Hands-On GPU：Accelerated Computer Vision with OpenCV and CUDA

上QQ阅读APP看书，第一时间看更新

Dot product

The dot product between two vectors is an important mathematical operation. It will also explain one important concept in CUDA programming that is called reduction operation. The dot product between two vectors can be defined as follows:

(x1,x1,x3) . (y1,y2,y3) = x1y1 + x2y2 +x3y3

Now, if you see this operation, it is very similar to an element-wise addition operation on vectors. Instead of addition, you have to perform element-wise multiplication. All threads also have to keep running the sum of multiplication they have performed because all individual multiplications need to be summed up to get a final answer of the dot product. The answer of the dot product will be a single number. This operation where the final answer is the reduced version of the original two arrays is called a reduce operation in CUDA. It is useful in many applications. To perform this operation in CUDA, we will start by writing a kernel function for it, as follows:

#include <stdio.h>
#include<iostream>
#include <cuda.h>
#include <cuda_runtime.h>
#define N 1024
#define threadsPerBlock 512


__global__ void gpu_dot(float *d_a, float *d_b, float *d_c) 
{
  //Define Shared Memory
  __shared__ float partial_sum[threadsPerBlock];
  int tid = threadIdx.x + blockIdx.x * blockDim.x;
  int index = threadIdx.x;

  float sum = 0;
  while (tid < N) 
  {
    sum += d_a[tid] * d_b[tid];
    tid += blockDim.x * gridDim.x;
  }

  // set the partial sum in shared memory
  partial_sum[index] = sum;

  // synchronize threads in this block
  __syncthreads();

  //Calculate Patial sum for a current block using data in shared memory
  int i = blockDim.x / 2;
  while (i != 0) {
    if (index < i)
      {partial_sum[index] += partial_sum[index + i];}
    __syncthreads();
    i /= 2;
  }
  //Store result of partial sum for a block in global memory
  if (index == 0)
    d_c[blockIdx.x] = partial_sum[0];
}

The kernel function takes two input arrays as input and stores the final partial sum in the third array. Shared memory is defined to store intermediate answers of the partial answer. The size of the shared memory is equal to the number of threads per block, as all separate blocks will have the separate copy of this shared memory. After that, two indexes are calculated; the first one, which calculates the unique thread ID, is similar to what we have done in the vector addition example. The second index is used to store the partial product answer on shared memory. Again, every block has a separate copy of shared memory, so only the thread ID used to index the shared memory is of a given block.

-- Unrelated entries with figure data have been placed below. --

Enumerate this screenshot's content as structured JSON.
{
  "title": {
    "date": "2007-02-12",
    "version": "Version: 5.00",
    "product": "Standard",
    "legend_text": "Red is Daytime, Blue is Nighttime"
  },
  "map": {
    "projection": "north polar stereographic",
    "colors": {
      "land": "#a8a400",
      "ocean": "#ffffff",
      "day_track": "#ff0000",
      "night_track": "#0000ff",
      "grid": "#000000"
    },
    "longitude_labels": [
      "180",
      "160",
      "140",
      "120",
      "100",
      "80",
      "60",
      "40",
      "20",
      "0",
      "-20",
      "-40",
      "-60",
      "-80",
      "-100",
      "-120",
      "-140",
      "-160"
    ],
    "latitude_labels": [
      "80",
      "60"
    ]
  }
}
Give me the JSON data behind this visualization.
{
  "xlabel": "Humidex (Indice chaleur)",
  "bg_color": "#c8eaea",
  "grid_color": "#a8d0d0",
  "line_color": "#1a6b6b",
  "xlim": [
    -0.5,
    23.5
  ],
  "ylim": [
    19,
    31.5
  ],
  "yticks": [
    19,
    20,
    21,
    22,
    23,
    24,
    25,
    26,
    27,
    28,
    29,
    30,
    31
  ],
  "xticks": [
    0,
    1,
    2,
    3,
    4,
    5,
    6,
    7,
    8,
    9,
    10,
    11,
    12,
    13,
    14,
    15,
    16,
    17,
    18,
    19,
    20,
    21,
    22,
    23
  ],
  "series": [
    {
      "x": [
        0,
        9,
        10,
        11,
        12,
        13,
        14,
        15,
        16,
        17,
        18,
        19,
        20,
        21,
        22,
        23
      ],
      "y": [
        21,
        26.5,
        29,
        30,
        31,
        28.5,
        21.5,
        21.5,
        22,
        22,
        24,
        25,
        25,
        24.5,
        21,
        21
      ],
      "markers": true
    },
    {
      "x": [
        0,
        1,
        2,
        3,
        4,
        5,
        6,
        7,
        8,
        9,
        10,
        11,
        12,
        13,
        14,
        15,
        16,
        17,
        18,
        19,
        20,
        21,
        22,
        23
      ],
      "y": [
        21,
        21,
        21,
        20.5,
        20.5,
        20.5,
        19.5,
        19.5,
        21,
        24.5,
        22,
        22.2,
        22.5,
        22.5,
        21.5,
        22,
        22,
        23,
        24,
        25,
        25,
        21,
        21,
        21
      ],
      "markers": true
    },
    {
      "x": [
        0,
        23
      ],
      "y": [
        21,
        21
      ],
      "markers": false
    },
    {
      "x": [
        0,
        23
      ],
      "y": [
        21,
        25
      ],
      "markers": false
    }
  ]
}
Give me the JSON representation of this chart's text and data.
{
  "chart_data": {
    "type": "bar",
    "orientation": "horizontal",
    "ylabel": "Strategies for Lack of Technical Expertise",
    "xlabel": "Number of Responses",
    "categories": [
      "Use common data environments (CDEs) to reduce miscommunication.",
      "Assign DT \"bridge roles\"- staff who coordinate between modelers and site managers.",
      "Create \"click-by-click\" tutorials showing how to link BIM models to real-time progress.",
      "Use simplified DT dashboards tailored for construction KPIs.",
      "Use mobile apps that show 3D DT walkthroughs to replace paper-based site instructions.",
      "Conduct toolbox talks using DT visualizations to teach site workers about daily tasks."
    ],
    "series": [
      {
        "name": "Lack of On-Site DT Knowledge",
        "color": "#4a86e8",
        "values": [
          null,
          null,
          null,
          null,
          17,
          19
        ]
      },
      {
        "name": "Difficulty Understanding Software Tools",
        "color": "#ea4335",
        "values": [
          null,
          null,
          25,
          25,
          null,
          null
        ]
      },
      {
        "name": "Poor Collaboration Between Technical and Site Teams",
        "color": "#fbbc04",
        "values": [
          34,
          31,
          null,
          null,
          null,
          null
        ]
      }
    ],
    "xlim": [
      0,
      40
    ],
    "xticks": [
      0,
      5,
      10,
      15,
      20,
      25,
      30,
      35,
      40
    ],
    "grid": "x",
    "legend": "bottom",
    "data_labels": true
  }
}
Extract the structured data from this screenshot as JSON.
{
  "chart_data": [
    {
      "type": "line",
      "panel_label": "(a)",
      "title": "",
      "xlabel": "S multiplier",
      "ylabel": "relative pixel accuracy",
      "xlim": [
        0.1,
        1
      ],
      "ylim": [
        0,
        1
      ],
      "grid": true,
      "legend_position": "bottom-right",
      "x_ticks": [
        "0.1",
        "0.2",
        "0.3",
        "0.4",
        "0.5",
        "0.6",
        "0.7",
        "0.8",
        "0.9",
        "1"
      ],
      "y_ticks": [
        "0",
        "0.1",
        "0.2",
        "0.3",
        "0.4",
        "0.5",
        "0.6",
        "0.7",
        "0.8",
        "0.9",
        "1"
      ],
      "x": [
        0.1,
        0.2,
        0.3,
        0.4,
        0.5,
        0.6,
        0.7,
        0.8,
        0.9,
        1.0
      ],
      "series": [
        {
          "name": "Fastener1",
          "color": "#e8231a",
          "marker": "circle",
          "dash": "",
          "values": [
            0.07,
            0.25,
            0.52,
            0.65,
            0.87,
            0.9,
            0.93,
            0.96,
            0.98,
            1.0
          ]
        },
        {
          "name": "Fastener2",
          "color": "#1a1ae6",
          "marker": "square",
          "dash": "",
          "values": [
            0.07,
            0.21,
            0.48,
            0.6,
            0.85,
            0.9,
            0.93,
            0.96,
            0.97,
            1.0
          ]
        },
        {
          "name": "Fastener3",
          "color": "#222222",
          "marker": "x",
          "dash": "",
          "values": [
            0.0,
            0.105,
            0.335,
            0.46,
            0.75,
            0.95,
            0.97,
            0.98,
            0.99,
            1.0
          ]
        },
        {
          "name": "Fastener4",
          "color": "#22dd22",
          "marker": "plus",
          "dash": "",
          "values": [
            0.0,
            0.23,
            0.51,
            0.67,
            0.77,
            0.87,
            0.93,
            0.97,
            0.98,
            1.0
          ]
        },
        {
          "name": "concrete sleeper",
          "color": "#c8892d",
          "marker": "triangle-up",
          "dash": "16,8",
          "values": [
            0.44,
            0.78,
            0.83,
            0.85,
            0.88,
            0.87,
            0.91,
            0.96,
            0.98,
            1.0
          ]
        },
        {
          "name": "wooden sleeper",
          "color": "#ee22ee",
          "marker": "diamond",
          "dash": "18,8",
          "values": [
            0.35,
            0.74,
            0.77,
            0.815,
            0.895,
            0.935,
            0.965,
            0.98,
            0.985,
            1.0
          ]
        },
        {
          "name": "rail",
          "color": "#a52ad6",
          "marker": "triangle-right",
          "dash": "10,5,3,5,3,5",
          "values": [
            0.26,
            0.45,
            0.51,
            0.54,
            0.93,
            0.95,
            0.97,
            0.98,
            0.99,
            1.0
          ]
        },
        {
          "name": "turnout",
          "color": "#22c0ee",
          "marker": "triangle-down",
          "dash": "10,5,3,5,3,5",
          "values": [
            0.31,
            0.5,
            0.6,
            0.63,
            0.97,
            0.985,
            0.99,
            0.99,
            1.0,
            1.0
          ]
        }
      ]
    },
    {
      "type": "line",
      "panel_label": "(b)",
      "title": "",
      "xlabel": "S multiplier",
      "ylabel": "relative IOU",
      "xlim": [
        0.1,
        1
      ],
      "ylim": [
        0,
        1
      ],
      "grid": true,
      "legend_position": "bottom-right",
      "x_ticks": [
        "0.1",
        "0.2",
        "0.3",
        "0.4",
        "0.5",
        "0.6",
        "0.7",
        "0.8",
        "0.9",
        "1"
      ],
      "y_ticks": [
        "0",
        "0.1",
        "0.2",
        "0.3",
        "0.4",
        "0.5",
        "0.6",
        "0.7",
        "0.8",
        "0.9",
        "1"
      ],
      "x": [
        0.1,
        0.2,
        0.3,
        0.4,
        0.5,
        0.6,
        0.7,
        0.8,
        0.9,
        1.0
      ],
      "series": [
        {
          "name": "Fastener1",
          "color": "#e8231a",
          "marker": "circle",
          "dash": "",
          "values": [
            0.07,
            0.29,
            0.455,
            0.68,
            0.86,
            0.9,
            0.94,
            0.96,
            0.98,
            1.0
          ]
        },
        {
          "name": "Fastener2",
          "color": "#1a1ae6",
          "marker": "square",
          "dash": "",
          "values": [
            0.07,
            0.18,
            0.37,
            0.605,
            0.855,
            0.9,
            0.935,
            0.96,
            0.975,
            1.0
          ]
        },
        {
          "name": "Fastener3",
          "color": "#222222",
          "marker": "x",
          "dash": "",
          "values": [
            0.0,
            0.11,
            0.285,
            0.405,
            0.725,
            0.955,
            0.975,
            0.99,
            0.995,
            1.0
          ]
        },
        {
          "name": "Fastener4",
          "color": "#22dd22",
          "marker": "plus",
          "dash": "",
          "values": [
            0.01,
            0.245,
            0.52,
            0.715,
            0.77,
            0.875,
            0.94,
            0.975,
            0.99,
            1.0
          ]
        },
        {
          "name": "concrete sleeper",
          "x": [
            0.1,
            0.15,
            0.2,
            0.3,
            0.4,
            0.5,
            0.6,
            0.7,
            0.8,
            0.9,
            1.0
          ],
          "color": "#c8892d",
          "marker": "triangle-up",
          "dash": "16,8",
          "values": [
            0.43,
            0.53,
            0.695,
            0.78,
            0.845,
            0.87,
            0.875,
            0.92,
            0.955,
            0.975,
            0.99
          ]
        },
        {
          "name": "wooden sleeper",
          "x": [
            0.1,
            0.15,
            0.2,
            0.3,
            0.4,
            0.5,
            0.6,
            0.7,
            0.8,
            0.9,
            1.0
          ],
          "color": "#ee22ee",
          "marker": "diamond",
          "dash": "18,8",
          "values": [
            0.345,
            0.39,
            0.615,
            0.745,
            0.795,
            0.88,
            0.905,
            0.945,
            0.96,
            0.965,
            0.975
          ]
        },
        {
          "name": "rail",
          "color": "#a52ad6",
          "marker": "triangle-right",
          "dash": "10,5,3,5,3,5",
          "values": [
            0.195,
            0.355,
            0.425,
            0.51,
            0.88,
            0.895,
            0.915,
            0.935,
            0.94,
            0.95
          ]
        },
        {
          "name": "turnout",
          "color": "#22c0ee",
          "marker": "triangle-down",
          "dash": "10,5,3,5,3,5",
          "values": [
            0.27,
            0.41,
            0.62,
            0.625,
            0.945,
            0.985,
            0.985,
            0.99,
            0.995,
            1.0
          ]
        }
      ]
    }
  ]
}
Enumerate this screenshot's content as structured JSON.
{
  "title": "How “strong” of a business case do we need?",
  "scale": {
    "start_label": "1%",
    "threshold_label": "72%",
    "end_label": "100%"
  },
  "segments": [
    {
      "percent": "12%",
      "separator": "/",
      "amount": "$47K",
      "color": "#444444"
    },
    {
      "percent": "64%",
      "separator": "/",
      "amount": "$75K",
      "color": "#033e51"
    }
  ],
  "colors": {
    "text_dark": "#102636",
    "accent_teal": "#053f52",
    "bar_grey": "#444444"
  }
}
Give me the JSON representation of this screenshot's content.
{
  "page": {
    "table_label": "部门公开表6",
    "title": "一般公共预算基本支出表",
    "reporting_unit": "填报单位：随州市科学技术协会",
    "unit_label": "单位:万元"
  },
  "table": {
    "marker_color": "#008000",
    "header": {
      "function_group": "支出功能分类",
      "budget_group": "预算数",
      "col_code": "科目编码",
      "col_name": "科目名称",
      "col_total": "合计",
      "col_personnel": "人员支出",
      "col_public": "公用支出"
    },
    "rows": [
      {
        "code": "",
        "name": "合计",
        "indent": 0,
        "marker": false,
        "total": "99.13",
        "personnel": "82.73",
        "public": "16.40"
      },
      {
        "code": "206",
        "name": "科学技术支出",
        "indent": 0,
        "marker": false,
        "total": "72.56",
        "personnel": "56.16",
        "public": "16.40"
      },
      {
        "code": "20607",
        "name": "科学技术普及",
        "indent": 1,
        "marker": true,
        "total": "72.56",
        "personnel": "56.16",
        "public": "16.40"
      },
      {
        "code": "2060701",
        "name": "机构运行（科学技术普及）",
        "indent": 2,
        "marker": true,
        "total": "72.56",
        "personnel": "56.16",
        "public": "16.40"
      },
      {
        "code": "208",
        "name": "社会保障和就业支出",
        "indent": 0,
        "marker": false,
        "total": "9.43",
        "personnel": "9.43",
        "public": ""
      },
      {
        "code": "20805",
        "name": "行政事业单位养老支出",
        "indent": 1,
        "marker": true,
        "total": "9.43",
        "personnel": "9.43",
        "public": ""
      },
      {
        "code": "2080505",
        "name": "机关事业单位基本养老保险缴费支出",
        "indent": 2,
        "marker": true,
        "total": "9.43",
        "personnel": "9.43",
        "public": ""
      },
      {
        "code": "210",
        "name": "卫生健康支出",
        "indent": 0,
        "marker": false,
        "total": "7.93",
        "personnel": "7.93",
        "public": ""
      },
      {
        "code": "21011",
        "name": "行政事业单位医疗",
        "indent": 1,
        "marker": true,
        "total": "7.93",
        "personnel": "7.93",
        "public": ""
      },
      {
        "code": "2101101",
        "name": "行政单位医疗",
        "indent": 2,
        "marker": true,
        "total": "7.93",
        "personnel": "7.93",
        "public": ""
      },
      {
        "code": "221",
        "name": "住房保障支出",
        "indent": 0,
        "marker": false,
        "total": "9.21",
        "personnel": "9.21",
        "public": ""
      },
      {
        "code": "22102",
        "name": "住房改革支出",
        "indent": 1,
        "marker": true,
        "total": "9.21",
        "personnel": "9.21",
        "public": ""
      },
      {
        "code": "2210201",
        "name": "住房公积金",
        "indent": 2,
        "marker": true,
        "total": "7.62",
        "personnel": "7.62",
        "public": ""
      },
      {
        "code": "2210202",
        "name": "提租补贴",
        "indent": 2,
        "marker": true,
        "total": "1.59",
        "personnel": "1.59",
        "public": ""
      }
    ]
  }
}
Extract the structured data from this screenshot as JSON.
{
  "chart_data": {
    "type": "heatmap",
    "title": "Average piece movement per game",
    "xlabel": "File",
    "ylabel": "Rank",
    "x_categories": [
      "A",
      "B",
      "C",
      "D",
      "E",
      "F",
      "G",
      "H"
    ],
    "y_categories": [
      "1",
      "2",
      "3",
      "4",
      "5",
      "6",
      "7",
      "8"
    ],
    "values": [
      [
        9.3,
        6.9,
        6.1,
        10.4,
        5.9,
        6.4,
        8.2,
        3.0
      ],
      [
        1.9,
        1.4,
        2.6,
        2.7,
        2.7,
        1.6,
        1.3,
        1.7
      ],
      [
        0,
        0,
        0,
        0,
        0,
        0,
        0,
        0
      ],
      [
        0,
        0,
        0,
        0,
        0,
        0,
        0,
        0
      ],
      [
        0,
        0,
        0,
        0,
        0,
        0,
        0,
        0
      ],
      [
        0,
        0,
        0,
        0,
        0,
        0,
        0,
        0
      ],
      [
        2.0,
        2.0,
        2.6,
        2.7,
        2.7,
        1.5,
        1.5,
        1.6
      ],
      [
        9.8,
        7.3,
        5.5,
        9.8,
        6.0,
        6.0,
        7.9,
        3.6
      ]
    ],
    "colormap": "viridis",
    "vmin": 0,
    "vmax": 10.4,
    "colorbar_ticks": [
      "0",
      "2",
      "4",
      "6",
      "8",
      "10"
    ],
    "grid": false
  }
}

The while loop will perform element-wise multiplication of elements indexed by the thread ID. It will also do multiplication of elements that is offset by the total threads to the current thread ID. The partial sum of this element is stored in the shared memory. We are going to use these results from the shared memory to calculate the partial sum for a single block. So, before reading this shared memory block, we must ensure that all threads have finished writing to this shared memory. This is ensured by using the __syncthreads() directive.

Now, one method to get an answer for the dot product is that one thread iterates over all these partial sums to get a final answer. One thread can perform the reduce operation. This will take N operations to complete, where N is the number of partial sums to be added (equal to the number of threads per block) to get a final answer.

The question is, can we do this reduce operation in parallel? The answer is yes. The idea is that every thread will add two elements of the partial sum and store the answer in the location of the first element. Since each thread combines two entries in one, the operation can be completed in half entries. Now, we will repeat this operation for the remaining half until we get the final answer that calculates the partial sum for this entire block. The complexity of this operation is log₂(N) , which is far better than the complexity of N when one thread performs the reduce operation.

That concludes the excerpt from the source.